A esta atitude contrapõe-se frontalmente o optimismo cristão. Na sua Mensagem, o Papa apela a “uma evolução espiritual, uma educação para os valores mais altos, uma visão nova da história humana”. E denuncia “os ídolos deste mundo”, que conduzem a “consciências cada vez mais insensíveis, (…) a fechar-se em si mesmo, a uma existência atrofiada vivida na indiferença.
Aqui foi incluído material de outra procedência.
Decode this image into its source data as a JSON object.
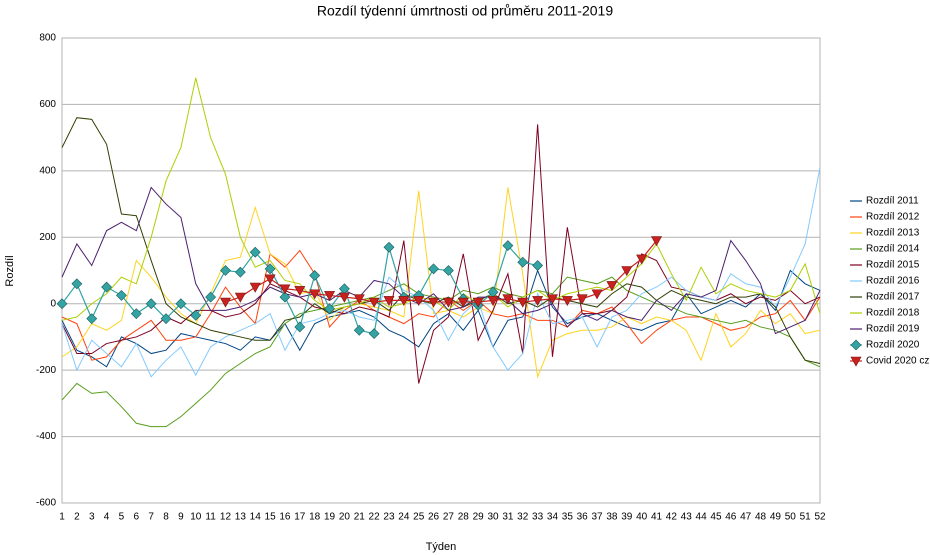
{
  "chart_data": {
    "type": "line",
    "title": "Rozdíl týdenní úmrtnosti od průměru 2011-2019",
    "x_label": "Týden",
    "y_label": "Rozdíl",
    "categories": [
      1,
      2,
      3,
      4,
      5,
      6,
      7,
      8,
      9,
      10,
      11,
      12,
      13,
      14,
      15,
      16,
      17,
      18,
      19,
      20,
      21,
      22,
      23,
      24,
      25,
      26,
      27,
      28,
      29,
      30,
      31,
      32,
      33,
      34,
      35,
      36,
      37,
      38,
      39,
      40,
      41,
      42,
      43,
      44,
      45,
      46,
      47,
      48,
      49,
      50,
      51,
      52
    ],
    "ylim": [
      -600,
      800
    ],
    "yticks": [
      -600,
      -400,
      -200,
      0,
      200,
      400,
      600,
      800
    ],
    "grid": true,
    "legend": "right",
    "series": [
      {
        "name": "Rozdíl 2011",
        "color": "#004586",
        "values": [
          -50,
          -140,
          -160,
          -190,
          -100,
          -120,
          -150,
          -140,
          -90,
          -100,
          -110,
          -120,
          -140,
          -100,
          -110,
          -60,
          -140,
          -60,
          -40,
          -30,
          -20,
          -40,
          -80,
          -100,
          -130,
          -60,
          -30,
          -80,
          -20,
          -130,
          -50,
          -40,
          100,
          -10,
          -60,
          -40,
          -30,
          -50,
          -70,
          -80,
          -60,
          -50,
          30,
          -30,
          -10,
          10,
          -10,
          30,
          -20,
          100,
          60,
          40
        ]
      },
      {
        "name": "Rozdíl 2012",
        "color": "#ff420e",
        "values": [
          -40,
          -60,
          -170,
          -160,
          -110,
          -80,
          -50,
          -110,
          -110,
          -100,
          -30,
          50,
          -10,
          -60,
          150,
          110,
          160,
          90,
          -70,
          -20,
          10,
          -20,
          -40,
          -60,
          -30,
          -40,
          10,
          -20,
          10,
          -30,
          -40,
          -30,
          -50,
          -50,
          -70,
          -20,
          -30,
          -10,
          -60,
          -120,
          -80,
          -50,
          -40,
          -40,
          -60,
          -80,
          -70,
          -40,
          -30,
          10,
          -50,
          20
        ]
      },
      {
        "name": "Rozdíl 2013",
        "color": "#ffd320",
        "values": [
          -160,
          -130,
          -60,
          -80,
          -50,
          130,
          80,
          20,
          -30,
          -60,
          30,
          130,
          140,
          290,
          150,
          120,
          30,
          40,
          -50,
          -10,
          0,
          -10,
          -20,
          -40,
          340,
          -30,
          -20,
          -40,
          -10,
          -30,
          350,
          90,
          -220,
          -110,
          -90,
          -80,
          -80,
          -70,
          -40,
          -60,
          -40,
          -50,
          -80,
          -170,
          -30,
          -130,
          -90,
          -20,
          -60,
          -30,
          -90,
          -80
        ]
      },
      {
        "name": "Rozdíl 2014",
        "color": "#579d1c",
        "values": [
          -290,
          -240,
          -270,
          -265,
          -310,
          -360,
          -370,
          -370,
          -340,
          -300,
          -260,
          -210,
          -180,
          -150,
          -130,
          -60,
          -30,
          -20,
          -10,
          0,
          10,
          20,
          40,
          60,
          30,
          20,
          10,
          40,
          30,
          50,
          30,
          20,
          40,
          30,
          80,
          70,
          60,
          80,
          40,
          20,
          0,
          -10,
          -30,
          -40,
          -50,
          -60,
          -50,
          -70,
          -80,
          -100,
          -170,
          -190
        ]
      },
      {
        "name": "Rozdíl 2015",
        "color": "#7e0021",
        "values": [
          -60,
          -150,
          -150,
          -120,
          -110,
          -100,
          -80,
          -40,
          -60,
          -20,
          -20,
          -40,
          -30,
          0,
          60,
          40,
          20,
          -10,
          -20,
          -30,
          -10,
          -20,
          -40,
          190,
          -240,
          -80,
          -40,
          150,
          -110,
          -20,
          90,
          -150,
          540,
          -160,
          230,
          -30,
          -30,
          -20,
          20,
          150,
          130,
          50,
          40,
          20,
          10,
          30,
          0,
          20,
          10,
          40,
          0,
          20
        ]
      },
      {
        "name": "Rozdíl 2016",
        "color": "#83caff",
        "values": [
          -60,
          -200,
          -110,
          -150,
          -190,
          -120,
          -220,
          -170,
          -130,
          -215,
          -130,
          -100,
          -80,
          -60,
          -30,
          -140,
          -60,
          -50,
          -30,
          -20,
          -40,
          -50,
          80,
          40,
          20,
          -20,
          -110,
          -30,
          10,
          -130,
          -200,
          -150,
          30,
          -60,
          -50,
          -40,
          -130,
          -40,
          -20,
          30,
          50,
          80,
          40,
          20,
          10,
          90,
          60,
          50,
          -10,
          80,
          180,
          410
        ]
      },
      {
        "name": "Rozdíl 2017",
        "color": "#314004",
        "values": [
          470,
          560,
          555,
          480,
          270,
          265,
          130,
          0,
          -40,
          -60,
          -80,
          -90,
          -100,
          -110,
          -110,
          -50,
          -40,
          0,
          -30,
          -10,
          0,
          10,
          -20,
          30,
          10,
          0,
          20,
          -10,
          10,
          30,
          0,
          10,
          -10,
          20,
          10,
          0,
          -10,
          30,
          60,
          50,
          10,
          40,
          20,
          10,
          0,
          20,
          20,
          30,
          -10,
          -100,
          -170,
          -180
        ]
      },
      {
        "name": "Rozdíl 2018",
        "color": "#aecf00",
        "values": [
          -50,
          -40,
          0,
          30,
          80,
          60,
          200,
          370,
          470,
          680,
          500,
          390,
          200,
          110,
          130,
          70,
          60,
          10,
          -20,
          -10,
          0,
          20,
          -10,
          0,
          20,
          10,
          -20,
          30,
          0,
          30,
          -10,
          20,
          40,
          10,
          30,
          40,
          50,
          40,
          80,
          120,
          180,
          90,
          10,
          110,
          30,
          60,
          40,
          30,
          20,
          40,
          120,
          -30
        ]
      },
      {
        "name": "Rozdíl 2019",
        "color": "#4b1f6f",
        "values": [
          80,
          180,
          115,
          220,
          245,
          220,
          350,
          300,
          260,
          60,
          -20,
          -20,
          -10,
          10,
          50,
          30,
          20,
          30,
          10,
          40,
          20,
          70,
          60,
          20,
          0,
          30,
          -20,
          -10,
          20,
          20,
          10,
          -30,
          -20,
          0,
          -70,
          -30,
          -50,
          -20,
          -40,
          -50,
          10,
          -20,
          30,
          20,
          40,
          190,
          130,
          60,
          -90,
          -70,
          -50,
          40
        ]
      },
      {
        "name": "Rozdíl 2020",
        "color": "#33a3a3",
        "marker": "diamond",
        "values": [
          0,
          60,
          -45,
          50,
          25,
          -30,
          0,
          -45,
          0,
          -35,
          20,
          100,
          95,
          155,
          105,
          20,
          -70,
          85,
          -15,
          45,
          -80,
          -90,
          170,
          20,
          25,
          105,
          100,
          15,
          -5,
          35,
          175,
          125,
          115,
          null,
          null,
          null,
          null,
          null,
          null,
          null,
          null,
          null,
          null,
          null,
          null,
          null,
          null,
          null,
          null,
          null,
          null,
          null
        ]
      },
      {
        "name": "Covid 2020 cz",
        "color": "#c9211e",
        "marker": "triangle-down",
        "values": [
          null,
          null,
          null,
          null,
          null,
          null,
          null,
          null,
          null,
          null,
          null,
          5,
          20,
          50,
          75,
          45,
          40,
          30,
          25,
          20,
          15,
          5,
          10,
          10,
          10,
          5,
          5,
          5,
          5,
          10,
          15,
          5,
          10,
          15,
          10,
          15,
          30,
          55,
          100,
          135,
          190,
          null,
          null,
          null,
          null,
          null,
          null,
          null,
          null,
          null,
          null,
          null
        ]
      }
    ]
  }
}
Ao contrário, a pedagogia da paz implica serviço, compaixão, solidariedade, coragem e perseverança.”

 

Ora isto é o oposto de uma fuga ao mundo. “Cada homem é criado à imagem de Deus e chamado a crescer contribuindo para a edificação de um mundo novo”. Num artigo assinado por Bento XVI e publicado dias antes do Natal no jornal britânico de negócios Financial Times (facto inédito!), o Papa diz que “nos Evangelhos os cristãos encontram inspiração para as suas vidas diárias e para o seu envolvimento nos assuntos do mundo. Seja no Parlamento ou na Bolsa, os cristãos não devem fugir do mundo”.

 

O que implica tentar modificar muita coisa. Por exemplo, “o desmantelamento da ditadura do relativismo”, que leva a uma concepção débil da pessoa, incapaz de fundamentar direitos humanos. Ou procurar “um novo modelo de desenvolvimento e também uma nova visão da economia” – apelo que já se encontrava na encíclica Caritas in Veritate e que, na minha opinião, ainda não encontrou resposta adequada por parte dos intelectuais católicos.

 

É que, sublinha Bento XVI, “o modelo que prevaleceu nas últimas décadas apostava na busca da maximização do lucro e do consumo, numa óptica individualista e egoísta que pretendia avaliar as pessoas apenas pela sua capacidade de dar resposta às exigências da competitividade”.

 

O que chamo “optimismo cristão” não é, pois, um sentimento desligado da realidade e muito menos uma atitude passiva. “Bem-aventurados os obreiros da paz”, é o título da Mensagem do Papa. Os cristãos devem “meter a mão na massa”, juntamente com todos os homens de boa vontade.